Perundungan itu diterima Youtuber Ferdian Paleka, yang merupakan tersangka pembuat konten prank kardus berisi batu bata dan sampah untuk transpuan.
Dalam rilis yang diterima rri.co.id, koalisi juga meminta ada tindakan tegas terhadap angota kepolisian yang bertanggung jawab atas pembiaran terjadinya tindakan merendahkan martabat tersebut.
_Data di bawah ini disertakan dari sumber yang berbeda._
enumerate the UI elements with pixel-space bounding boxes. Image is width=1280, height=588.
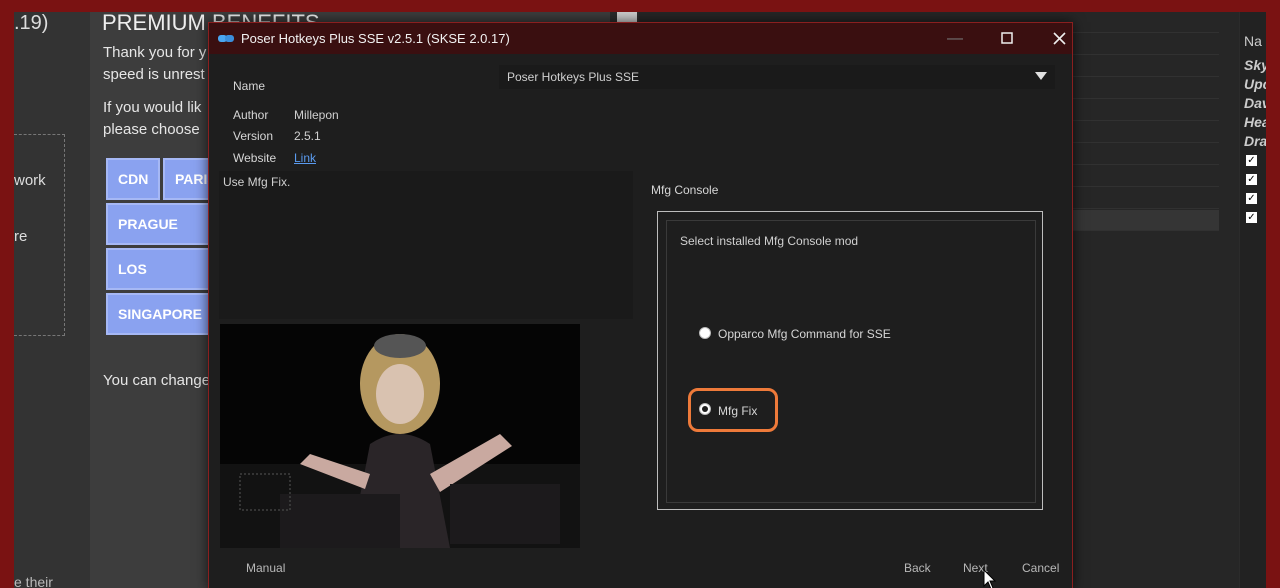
character-preview-illustration	[220, 324, 580, 548]
group-instruction: Select installed Mfg Console mod	[680, 234, 859, 248]
maximize-button[interactable]	[984, 23, 1030, 54]
description-box: Use Mfg Fix.	[219, 171, 633, 319]
app-icon	[218, 35, 234, 42]
chevron-down-icon	[1035, 72, 1047, 80]
background-left-text: e their	[14, 574, 53, 588]
option-group-inner	[666, 220, 1036, 503]
website-link[interactable]: Link	[294, 151, 316, 165]
checkbox-checked[interactable]: ✓	[1246, 193, 1257, 204]
version-label: Version	[233, 129, 274, 143]
far-right-name: Hea	[1244, 114, 1266, 130]
option-label-opparco[interactable]: Opparco Mfg Command for SSE	[718, 327, 891, 341]
group-title: Mfg Console	[651, 183, 719, 197]
cancel-button[interactable]: Cancel	[1022, 561, 1059, 575]
name-dropdown-value: Poser Hotkeys Plus SSE	[507, 70, 640, 84]
far-right-header: Na	[1244, 33, 1262, 49]
far-right-name: Dav	[1244, 95, 1266, 111]
manual-button[interactable]: Manual	[246, 561, 285, 575]
website-text: speed is unrest	[103, 66, 205, 83]
name-label: Name	[233, 79, 266, 93]
background-left-panel: .19) work re e their	[14, 12, 90, 588]
checkbox-checked[interactable]: ✓	[1246, 155, 1257, 166]
mouse-cursor-icon	[983, 569, 997, 588]
server-button-singapore[interactable]: SINGAPORE (A	[106, 293, 210, 335]
dialog-title: Poser Hotkeys Plus SSE v2.5.1 (SKSE 2.0.…	[241, 31, 510, 46]
author-label: Author	[233, 108, 269, 122]
checkbox-checked[interactable]: ✓	[1246, 174, 1257, 185]
radio-opparco[interactable]	[699, 327, 711, 339]
far-right-name: Sky	[1244, 57, 1266, 73]
background-scrollbar[interactable]	[617, 12, 637, 22]
website-text: please choose	[103, 121, 200, 138]
background-left-text: re	[14, 228, 28, 245]
close-button[interactable]	[1036, 23, 1082, 54]
option-group-box: Select installed Mfg Console mod	[657, 211, 1043, 510]
server-button-cdn[interactable]: CDN	[106, 158, 161, 200]
server-button-los-angeles[interactable]: LOS ANGELES	[106, 248, 210, 290]
screen-frame: .19) work re e their PREMIUM BENEFITS Th…	[14, 12, 1266, 588]
minimize-icon: —	[947, 30, 963, 47]
description-text: Use Mfg Fix.	[223, 175, 291, 189]
minimize-button[interactable]: —	[932, 23, 978, 54]
fomod-installer-dialog: Poser Hotkeys Plus SSE v2.5.1 (SKSE 2.0.…	[208, 22, 1073, 588]
far-right-name: Upc	[1244, 76, 1266, 92]
author-value: Millepon	[294, 108, 339, 122]
version-value: 2.5.1	[294, 129, 321, 143]
website-text: Thank you for y	[103, 44, 207, 61]
selection-highlight-annotation	[688, 388, 778, 432]
server-button-prague[interactable]: PRAGUE (EU) -	[106, 203, 210, 245]
back-button[interactable]: Back	[904, 561, 931, 575]
close-icon	[1052, 32, 1066, 45]
website-text: You can change	[103, 372, 211, 389]
background-left-text: work	[14, 172, 46, 189]
name-dropdown[interactable]: Poser Hotkeys Plus SSE	[499, 65, 1055, 89]
website-label: Website	[233, 151, 277, 165]
website-text: If you would lik	[103, 99, 202, 116]
background-left-title: .19)	[14, 12, 49, 34]
maximize-icon	[1001, 32, 1013, 44]
preview-image	[220, 324, 580, 548]
checkbox-checked[interactable]: ✓	[1246, 212, 1257, 223]
far-right-name: Dra	[1244, 133, 1266, 149]
dialog-titlebar[interactable]: Poser Hotkeys Plus SSE v2.5.1 (SKSE 2.0.…	[209, 23, 1072, 54]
"Kami juga mendesak agar peristiwa pembiaran terhadap tersangka yang berada di dalam tempat penahanan tidak boleh terjadi lagi atas alasan apapun," tulis rilis tersebut, Minggu (10/5/2020).
Menurut koalisi, peristiwa ini tidak saja memperlihatkan buruknya pengawasan dan pengendalian dalam sistem penahanan di institusi penegak hukum, tetapi juga mengesampingkan peran dan tangungjawab Negara yang seharusnya fokus untuk menjamin pemulihan hak para korban transpuan yang selama ini diabaikan dalam sistem peradilan pidana.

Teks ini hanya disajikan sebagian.